One such solution has come out of cloud computing and database company Snowflake, which last week announced it was bolstering its Data-Sharing Marketplace to make it easier for businesses to integrate third-party data into their analytics systems.
The Snowflake Data Marketplace allows businesses to easily share data from across different industries, while still protecting customer privacy. The company says available listings on the platform have increased by 76 per cent over the past six months, with 160 data providers now using the marketplace.
Snowflake recently partnered with data providers such as ZoomInfo and Foursquare to help businesses unlock data relevant to their operations.
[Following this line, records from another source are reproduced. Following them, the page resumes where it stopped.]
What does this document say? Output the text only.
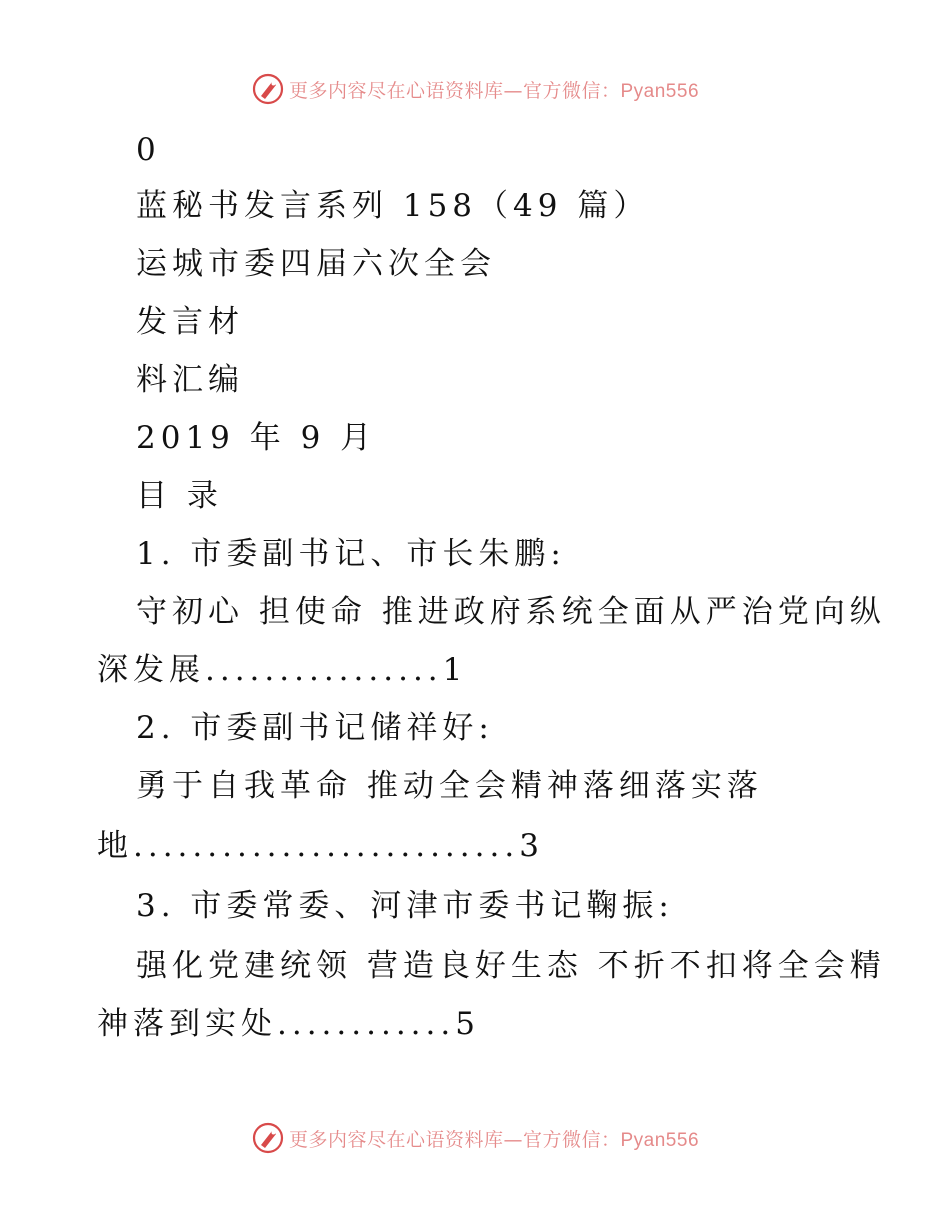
更多内容尽在心语资料库—官方微信：Pyan556
0
蓝秘书发言系列 158（49 篇）
运城市委四届六次全会
发言材
料汇编
2019 年 9 月
目 录
1. 市委副书记、市长朱鹏:
守初心 担使命 推进政府系统全面从严治党向纵
深发展................1
2. 市委副书记储祥好:
勇于自我革命 推动全会精神落细落实落
地..........................3
3. 市委常委、河津市委书记鞠振:
强化党建统领 营造良好生态 不折不扣将全会精
神落到实处............5
更多内容尽在心语资料库—官方微信：Pyan556
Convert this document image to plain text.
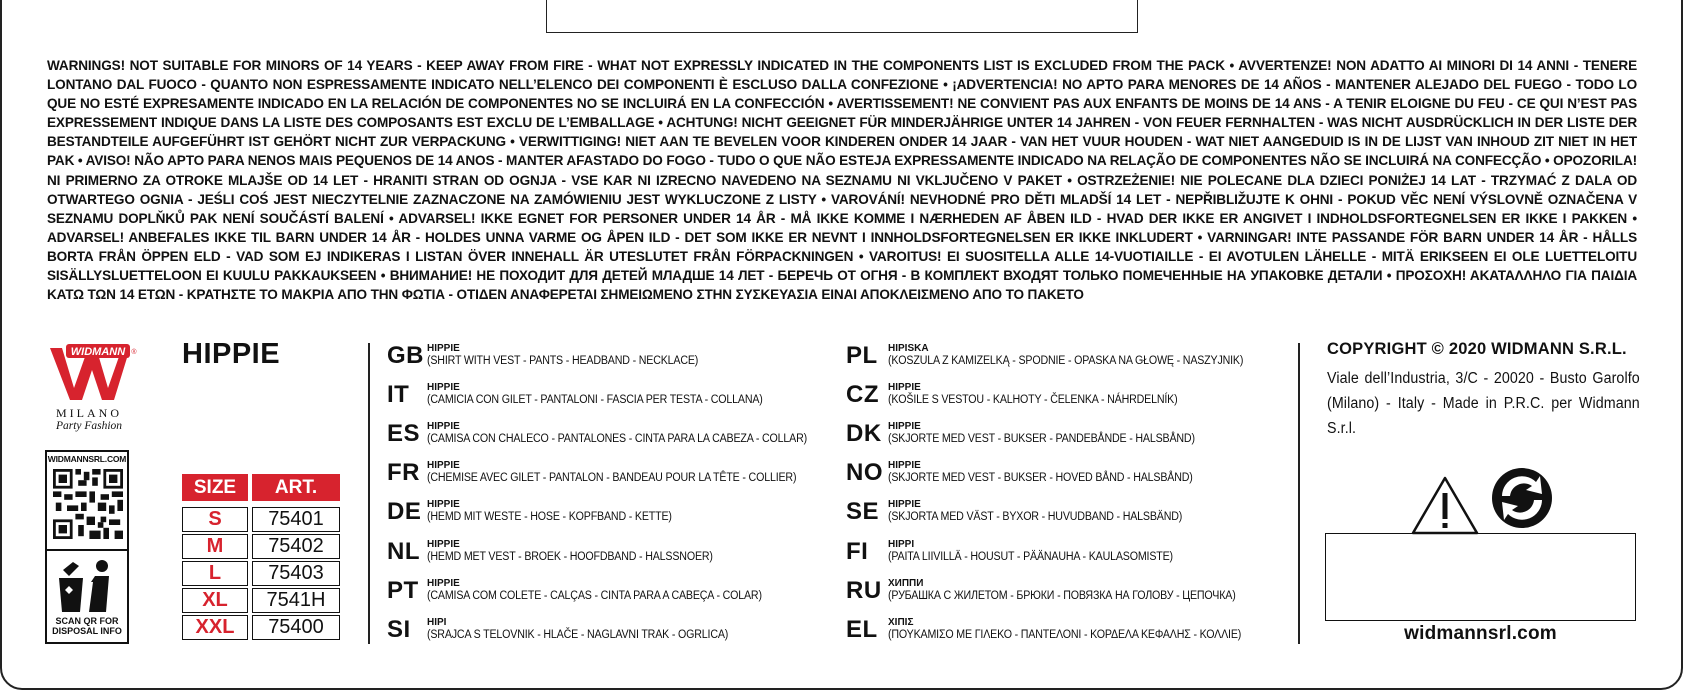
WARNINGS! NOT SUITABLE FOR MINORS OF 14 YEARS - KEEP AWAY FROM FIRE - WHAT NOT EXPRESSLY INDICATED IN THE COMPONENTS LIST IS EXCLUDED FROM THE PACK • AVVERTENZE! NON ADATTO AI MINORI DI 14 ANNI - TENERE LONTANO DAL FUOCO - QUANTO NON ESPRESSAMENTE INDICATO NELL’ELENCO DEI COMPONENTI È ESCLUSO DALLA CONFEZIONE • ¡ADVERTENCIA! NO APTO PARA MENORES DE 14 AÑOS - MANTENER ALEJADO DEL FUEGO - TODO LO QUE NO ESTÉ EXPRESAMENTE INDICADO EN LA RELACIÓN DE COMPONENTES NO SE INCLUIRÁ EN LA CONFECCIÓN • AVERTISSEMENT! NE CONVIENT PAS AUX ENFANTS DE MOINS DE 14 ANS - A TENIR ELOIGNE DU FEU - CE QUI N’EST PAS EXPRESSEMENT INDIQUE DANS LA LISTE DES COMPOSANTS EST EXCLU DE L’EMBALLAGE • ACHTUNG! NICHT GEEIGNET FÜR MINDERJÄHRIGE UNTER 14 JAHREN - VON FEUER FERNHALTEN - WAS NICHT AUSDRÜCKLICH IN DER LISTE DER BESTANDTEILE AUFGEFÜHRT IST GEHÖRT NICHT ZUR VERPACKUNG • VERWITTIGING! NIET AAN TE BEVELEN VOOR KINDEREN ONDER 14 JAAR - VAN HET VUUR HOUDEN - WAT NIET AANGEDUID IS IN DE LIJST VAN INHOUD ZIT NIET IN HET PAK • AVISO! NÃO APTO PARA NENOS MAIS PEQUENOS DE 14 ANOS - MANTER AFASTADO DO FOGO - TUDO O QUE NÃO ESTEJA EXPRESSAMENTE INDICADO NA RELAÇÃO DE COMPONENTES NÃO SE INCLUIRÁ NA CONFECÇÃO • OPOZORILA! NI PRIMERNO ZA OTROKE MLAJŠE OD 14 LET - HRANITI STRAN OD OGNJA - VSE KAR NI IZRECNO NAVEDENO NA SEZNAMU NI VKLJUČENO V PAKET • OSTRZEŻENIE! NIE POLECANE DLA DZIECI PONIŻEJ 14 LAT - TRZYMAĆ Z DALA OD OTWARTEGO OGNIA - JEŚLI COŚ JEST NIECZYTELNIE ZAZNACZONE NA ZAMÓWIENIU JEST WYKLUCZONE Z LISTY • VAROVÁNÍ! NEVHODNÉ PRO DĚTI MLADŠÍ 14 LET - NEPŘIBLIŽUJTE K OHNI - POKUD VĚC NENÍ VÝSLOVNĚ OZNAČENA V SEZNAMU DOPLŇKŮ PAK NENÍ SOUČÁSTÍ BALENÍ • ADVARSEL! IKKE EGNET FOR PERSONER UNDER 14 ÅR - MÅ IKKE KOMME I NÆRHEDEN AF ÅBEN ILD - HVAD DER IKKE ER ANGIVET I INDHOLDSFORTEGNELSEN ER IKKE I PAKKEN • ADVARSEL! ANBEFALES IKKE TIL BARN UNDER 14 ÅR - HOLDES UNNA VARME OG ÅPEN ILD - DET SOM IKKE ER NEVNT I INNHOLDSFORTEGNELSEN ER IKKE INKLUDERT • VARNINGAR! INTE PASSANDE FÖR BARN UNDER 14 ÅR - HÅLLS BORTA FRÅN ÖPPEN ELD - VAD SOM EJ INDIKERAS I LISTAN ÖVER INNEHALL ÄR UTESLUTET FRÅN FÖRPACKNINGEN • VAROITUS! EI SUOSITELLA ALLE 14-VUOTIAILLE - EI AVOTULEN LÄHELLE - MITÄ ERIKSEEN EI OLE LUETTELOITU SISÄLLYSLUETTELOON EI KUULU PAKKAUKSEEN • ВНИМАНИЕ! НЕ ПОХОДИТ ДЛЯ ДЕТЕЙ МЛАДШЕ 14 ЛЕТ - БЕРЕЧЬ ОТ ОГНЯ - В КОМПЛЕКТ ВХОДЯТ ТОЛЬКО ПОМЕЧЕННЫЕ НА УПАКОВКЕ ДЕТАЛИ • ΠΡΟΣΟΧΗ! ΑΚΑΤΑΛΛΗΛΟ ΓΙΑ ΠΑΙΔΙΑ ΚΑΤΩ ΤΩΝ 14 ΕΤΩΝ - ΚΡΑΤΗΣΤΕ ΤΟ ΜΑΚΡΙΑ ΑΠΟ ΤΗΝ ΦΩΤΙΑ - ΟΤΙΔΕΝ ΑΝΑΦΕΡΕΤΑΙ ΣΗΜΕΙΩΜΕΝΟ ΣΤΗΝ ΣΥΣΚΕΥΑΣΙΑ ΕΙΝΑΙ ΑΠΟΚΛΕΙΣΜΕΝΟ ΑΠΟ ΤΟ ΠΑΚΕΤΟ
WIDMANN ®
MILANO
Party Fashion
WIDMANNSRL.COM
SCAN QR FOR
DISPOSAL INFO
HIPPIE
SIZE	ART.
S	75401
M	75402
L	75403
XL	7541H
XXL	75400
GB HIPPIE
(SHIRT WITH VEST - PANTS - HEADBAND - NECKLACE)
IT HIPPIE
(CAMICIA CON GILET - PANTALONI - FASCIA PER TESTA - COLLANA)
ES HIPPIE
(CAMISA CON CHALECO - PANTALONES - CINTA PARA LA CABEZA - COLLAR)
FR HIPPIE
(CHEMISE AVEC GILET - PANTALON - BANDEAU POUR LA TÊTE - COLLIER)
DE HIPPIE
(HEMD MIT WESTE - HOSE - KOPFBAND - KETTE)
NL HIPPIE
(HEMD MET VEST - BROEK - HOOFDBAND - HALSSNOER)
PT HIPPIE
(CAMISA COM COLETE - CALÇAS - CINTA PARA A CABEÇA - COLAR)
SI HIPI
(SRAJCA S TELOVNIK - HLAČE - NAGLAVNI TRAK - OGRLICA)
PL HIPISKA
(KOSZULA Z KAMIZELKĄ - SPODNIE - OPASKA NA GŁOWĘ - NASZYJNIK)
CZ HIPPIE
(KOŠILE S VESTOU - KALHOTY - ČELENKA - NÁHRDELNÍK)
DK HIPPIE
(SKJORTE MED VEST - BUKSER - PANDEBÅNDE - HALSBÅND)
NO HIPPIE
(SKJORTE MED VEST - BUKSER - HOVED BÅND - HALSBÅND)
SE HIPPIE
(SKJORTA MED VÄST - BYXOR - HUVUDBAND - HALSBÄND)
FI HIPPI
(PAITA LIIVILLÄ - HOUSUT - PÄÄNAUHA - KAULASOMISTE)
RU ХИППИ
(РУБАШКА С ЖИЛЕТОМ - БРЮКИ - ПОВЯЗКА НА ГОЛОВУ - ЦЕПОЧКА)
EL ΧΙΠΙΣ
(ΠΟΥΚΑΜΙΣΟ ΜΕ ΓΙΛΕΚΟ - ΠΑΝΤΕΛΟΝΙ - ΚΟΡΔΕΛΑ ΚΕΦΑΛΗΣ - ΚΟΛΛΙΕ)
COPYRIGHT © 2020 WIDMANN S.R.L.
Viale dell’Industria, 3/C - 20020 - Busto Garolfo (Milano) - Italy - Made in P.R.C. per Widmann S.r.l.
widmannsrl.com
Snowflake announced new features for the Marketplace, including a ‘try before you buy’ tool to test data and usage-based purchasing options.
“We’re always working to reduce friction and simplify the process by which our customers have access to the data they need, when they need it,” Snowflake SVP of Product, Christian Kleinerman said. “As the capabilities of Snowflake Data Marketplace expand, and the breadth of accessible data continues to grow, teams can spend their time deriving value from data and fully realising the powerful benefits of the Data Cloud.”
What it means for marketers
It is no coincidence that the increased popularity of Snowflake’s Data marketplace has coincided with the revelation of the deprecation of third-party cookies on Google Chrome.
A Snowflake spokesperson told B&T that these environments help marketers improve their campaigns without having to rely on cookies.
“Data clean rooms provide a highly secure environment for multiple companies, or even divisions of a single company, to collaborate across datasets for the purposes of identity, enrichment, joint analysis, targeting, and media measurement in a privacy-safe way (i.e. without exposing PII data),” the spokesperson said.
“Data clean rooms will provide a privacy-safe way to not only plan campaigns, but to also measure their impact, in a future without third-party cookies that the media ecosystem has typically relied upon for campaign performance and attribution modelling.”